Duopoly Government
A duopoly government - like the one in the US - presents its population with only two bundled choices at the ballot. If you want a smaller government, it also comes with restricting reproductive rights. If you want universal healthcare, it also comes with green climate policies.
Regardless of where you stand on any of these policies, I have rarely met a person who is 100% for every political agenda of one candidate. But for most state and federal elections, we are forced to only pick from two candidates, and the voters need to rank which policies are most important for them.

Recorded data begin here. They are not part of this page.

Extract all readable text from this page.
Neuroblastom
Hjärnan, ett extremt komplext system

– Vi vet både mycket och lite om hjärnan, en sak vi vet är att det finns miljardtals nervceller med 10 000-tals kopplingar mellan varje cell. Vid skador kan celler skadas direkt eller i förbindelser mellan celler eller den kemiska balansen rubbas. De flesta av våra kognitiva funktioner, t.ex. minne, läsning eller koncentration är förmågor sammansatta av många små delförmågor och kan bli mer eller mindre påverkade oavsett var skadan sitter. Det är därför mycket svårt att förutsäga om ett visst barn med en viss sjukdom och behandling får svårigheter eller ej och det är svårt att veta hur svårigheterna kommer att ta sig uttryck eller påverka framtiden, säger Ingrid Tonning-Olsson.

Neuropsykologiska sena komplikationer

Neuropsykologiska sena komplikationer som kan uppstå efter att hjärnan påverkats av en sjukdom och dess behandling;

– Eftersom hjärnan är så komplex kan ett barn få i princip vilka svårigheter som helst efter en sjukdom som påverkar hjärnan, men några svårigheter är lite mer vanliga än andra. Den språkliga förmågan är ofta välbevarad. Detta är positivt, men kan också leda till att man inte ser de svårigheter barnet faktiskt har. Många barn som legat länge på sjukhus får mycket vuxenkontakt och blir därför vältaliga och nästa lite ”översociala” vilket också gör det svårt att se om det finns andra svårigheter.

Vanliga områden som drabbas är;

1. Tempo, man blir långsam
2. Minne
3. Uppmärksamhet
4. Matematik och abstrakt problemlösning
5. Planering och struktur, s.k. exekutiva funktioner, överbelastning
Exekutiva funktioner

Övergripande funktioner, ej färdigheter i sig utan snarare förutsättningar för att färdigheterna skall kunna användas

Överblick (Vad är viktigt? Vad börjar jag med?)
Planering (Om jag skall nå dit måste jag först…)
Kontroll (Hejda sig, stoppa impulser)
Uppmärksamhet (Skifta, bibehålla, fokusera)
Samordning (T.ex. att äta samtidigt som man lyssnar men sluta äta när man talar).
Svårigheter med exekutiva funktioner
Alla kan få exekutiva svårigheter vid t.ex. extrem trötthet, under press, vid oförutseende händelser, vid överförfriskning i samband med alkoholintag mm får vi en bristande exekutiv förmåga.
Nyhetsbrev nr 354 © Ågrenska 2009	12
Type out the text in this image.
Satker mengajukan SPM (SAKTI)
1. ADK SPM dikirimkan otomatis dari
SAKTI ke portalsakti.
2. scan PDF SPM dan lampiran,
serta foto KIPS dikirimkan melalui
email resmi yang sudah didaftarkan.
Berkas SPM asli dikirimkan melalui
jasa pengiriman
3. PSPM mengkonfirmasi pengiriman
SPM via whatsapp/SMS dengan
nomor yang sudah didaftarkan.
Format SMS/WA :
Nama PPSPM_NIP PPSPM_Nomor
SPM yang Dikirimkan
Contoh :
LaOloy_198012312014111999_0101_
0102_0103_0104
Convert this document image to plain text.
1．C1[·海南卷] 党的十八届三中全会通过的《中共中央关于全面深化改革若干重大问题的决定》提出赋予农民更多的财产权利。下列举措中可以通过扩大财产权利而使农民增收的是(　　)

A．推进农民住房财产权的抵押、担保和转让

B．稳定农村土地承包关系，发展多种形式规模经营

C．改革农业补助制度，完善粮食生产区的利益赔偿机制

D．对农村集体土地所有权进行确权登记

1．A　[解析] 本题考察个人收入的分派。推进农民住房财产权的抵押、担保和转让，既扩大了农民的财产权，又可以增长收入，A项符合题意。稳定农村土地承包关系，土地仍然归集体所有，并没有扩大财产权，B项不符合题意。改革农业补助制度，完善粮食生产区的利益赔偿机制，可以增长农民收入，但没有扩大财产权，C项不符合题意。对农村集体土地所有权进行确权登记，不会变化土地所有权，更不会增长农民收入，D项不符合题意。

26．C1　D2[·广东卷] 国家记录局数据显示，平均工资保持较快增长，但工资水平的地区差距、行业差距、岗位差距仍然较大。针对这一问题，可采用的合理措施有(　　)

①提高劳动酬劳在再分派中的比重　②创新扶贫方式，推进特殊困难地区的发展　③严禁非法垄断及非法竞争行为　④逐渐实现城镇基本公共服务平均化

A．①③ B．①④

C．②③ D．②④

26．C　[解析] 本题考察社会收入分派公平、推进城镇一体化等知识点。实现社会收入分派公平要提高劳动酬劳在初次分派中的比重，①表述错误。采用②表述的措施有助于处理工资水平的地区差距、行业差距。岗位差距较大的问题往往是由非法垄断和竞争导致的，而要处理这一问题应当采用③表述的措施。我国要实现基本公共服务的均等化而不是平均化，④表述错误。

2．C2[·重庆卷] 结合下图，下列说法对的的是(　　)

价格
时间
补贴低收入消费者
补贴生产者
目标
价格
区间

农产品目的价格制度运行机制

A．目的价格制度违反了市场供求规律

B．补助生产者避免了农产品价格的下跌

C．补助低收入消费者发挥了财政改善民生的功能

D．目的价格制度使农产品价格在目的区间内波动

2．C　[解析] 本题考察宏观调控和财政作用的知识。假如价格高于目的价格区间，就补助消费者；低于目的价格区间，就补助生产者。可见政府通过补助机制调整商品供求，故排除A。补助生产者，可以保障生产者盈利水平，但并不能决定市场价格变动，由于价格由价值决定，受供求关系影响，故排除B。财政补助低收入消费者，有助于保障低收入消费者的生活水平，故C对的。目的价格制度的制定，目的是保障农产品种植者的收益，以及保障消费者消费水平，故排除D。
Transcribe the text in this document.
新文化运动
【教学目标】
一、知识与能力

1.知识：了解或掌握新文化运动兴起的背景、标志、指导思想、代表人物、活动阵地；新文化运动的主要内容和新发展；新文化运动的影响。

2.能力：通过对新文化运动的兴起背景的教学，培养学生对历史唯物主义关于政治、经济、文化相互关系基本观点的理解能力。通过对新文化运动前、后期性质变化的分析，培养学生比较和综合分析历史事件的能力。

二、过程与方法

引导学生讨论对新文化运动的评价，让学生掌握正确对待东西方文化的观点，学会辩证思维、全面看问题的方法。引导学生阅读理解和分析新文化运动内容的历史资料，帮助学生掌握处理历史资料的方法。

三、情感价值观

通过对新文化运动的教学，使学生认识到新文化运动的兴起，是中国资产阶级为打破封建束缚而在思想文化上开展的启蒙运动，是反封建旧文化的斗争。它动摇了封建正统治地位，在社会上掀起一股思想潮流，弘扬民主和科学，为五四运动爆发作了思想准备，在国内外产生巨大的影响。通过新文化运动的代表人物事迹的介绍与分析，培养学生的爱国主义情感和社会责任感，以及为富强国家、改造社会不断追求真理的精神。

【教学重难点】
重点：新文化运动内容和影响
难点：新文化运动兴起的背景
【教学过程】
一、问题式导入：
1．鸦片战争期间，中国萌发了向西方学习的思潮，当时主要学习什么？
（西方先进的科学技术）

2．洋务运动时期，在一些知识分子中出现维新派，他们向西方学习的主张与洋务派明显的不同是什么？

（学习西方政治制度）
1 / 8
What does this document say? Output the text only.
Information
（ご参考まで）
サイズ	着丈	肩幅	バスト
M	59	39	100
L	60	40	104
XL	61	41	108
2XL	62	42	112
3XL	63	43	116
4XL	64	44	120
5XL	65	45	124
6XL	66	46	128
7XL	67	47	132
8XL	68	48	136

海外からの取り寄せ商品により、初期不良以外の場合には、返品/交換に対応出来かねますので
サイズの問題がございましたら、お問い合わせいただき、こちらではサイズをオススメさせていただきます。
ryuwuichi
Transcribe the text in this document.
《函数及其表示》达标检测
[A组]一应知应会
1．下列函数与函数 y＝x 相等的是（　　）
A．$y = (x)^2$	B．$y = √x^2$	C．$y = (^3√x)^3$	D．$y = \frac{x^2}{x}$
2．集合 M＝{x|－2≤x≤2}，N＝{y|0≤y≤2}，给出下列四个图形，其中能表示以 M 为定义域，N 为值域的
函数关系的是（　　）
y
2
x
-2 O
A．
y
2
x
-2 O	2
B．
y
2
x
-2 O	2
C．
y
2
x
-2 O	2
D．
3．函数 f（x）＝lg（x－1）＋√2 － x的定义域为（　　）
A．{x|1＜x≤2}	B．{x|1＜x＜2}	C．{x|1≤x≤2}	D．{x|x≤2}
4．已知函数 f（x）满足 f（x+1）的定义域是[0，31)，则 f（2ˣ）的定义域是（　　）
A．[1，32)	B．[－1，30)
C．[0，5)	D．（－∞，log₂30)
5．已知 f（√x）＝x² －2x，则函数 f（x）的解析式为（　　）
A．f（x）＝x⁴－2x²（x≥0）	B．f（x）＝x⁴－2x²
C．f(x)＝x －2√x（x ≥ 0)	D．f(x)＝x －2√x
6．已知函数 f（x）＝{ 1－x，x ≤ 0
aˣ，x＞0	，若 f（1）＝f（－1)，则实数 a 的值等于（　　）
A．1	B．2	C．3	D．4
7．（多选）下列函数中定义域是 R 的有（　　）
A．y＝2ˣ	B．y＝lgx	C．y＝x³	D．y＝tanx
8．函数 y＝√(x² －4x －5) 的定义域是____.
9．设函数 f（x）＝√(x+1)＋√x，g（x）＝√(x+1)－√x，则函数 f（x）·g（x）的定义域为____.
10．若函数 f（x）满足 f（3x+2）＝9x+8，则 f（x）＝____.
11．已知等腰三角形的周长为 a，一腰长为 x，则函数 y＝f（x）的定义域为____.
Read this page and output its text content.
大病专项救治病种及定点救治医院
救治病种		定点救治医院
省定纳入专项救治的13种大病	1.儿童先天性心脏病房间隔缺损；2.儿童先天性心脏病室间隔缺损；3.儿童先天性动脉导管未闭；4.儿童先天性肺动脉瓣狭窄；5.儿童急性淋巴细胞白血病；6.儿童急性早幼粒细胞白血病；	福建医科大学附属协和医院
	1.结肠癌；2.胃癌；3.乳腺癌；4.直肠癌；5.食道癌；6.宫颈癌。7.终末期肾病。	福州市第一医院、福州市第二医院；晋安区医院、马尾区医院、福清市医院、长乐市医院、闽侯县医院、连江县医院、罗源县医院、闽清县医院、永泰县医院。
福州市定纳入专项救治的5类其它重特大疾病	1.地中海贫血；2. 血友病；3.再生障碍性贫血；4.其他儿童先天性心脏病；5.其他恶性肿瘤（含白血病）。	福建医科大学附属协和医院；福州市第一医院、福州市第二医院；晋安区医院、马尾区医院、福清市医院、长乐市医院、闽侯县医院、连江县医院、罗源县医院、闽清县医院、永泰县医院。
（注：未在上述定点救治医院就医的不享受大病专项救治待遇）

In the past two US presidential elections. There has been this notion of picking a candidate who is the “lesser of the two evils.” Meaning that most people were not particularly excited about Trump, Biden, or Clinton - they just needed to pick one who is less bad (in their opinion).
Solution? Ranked choice voting system. Multiple versions of ranked choice voting exist in the world. In a nutshell, voters rank multiple top candidates by their preference level, and the winner is chosen based on the candidate who wins the majority 1st ranked vote, and if no winner is elected it’d go into runoff with some candidates eliminated. The system is well known to have increased candidate diversity (from different parties) and improve the odds that one of the minority parties will win seats in elections.
The unfortunate truth is that the members of the duopoly government have no interest in introducing ranked choice voting, which will inevitably reduce the power of the duopoly. So, it’ll be a while before we see much election innovation in the US.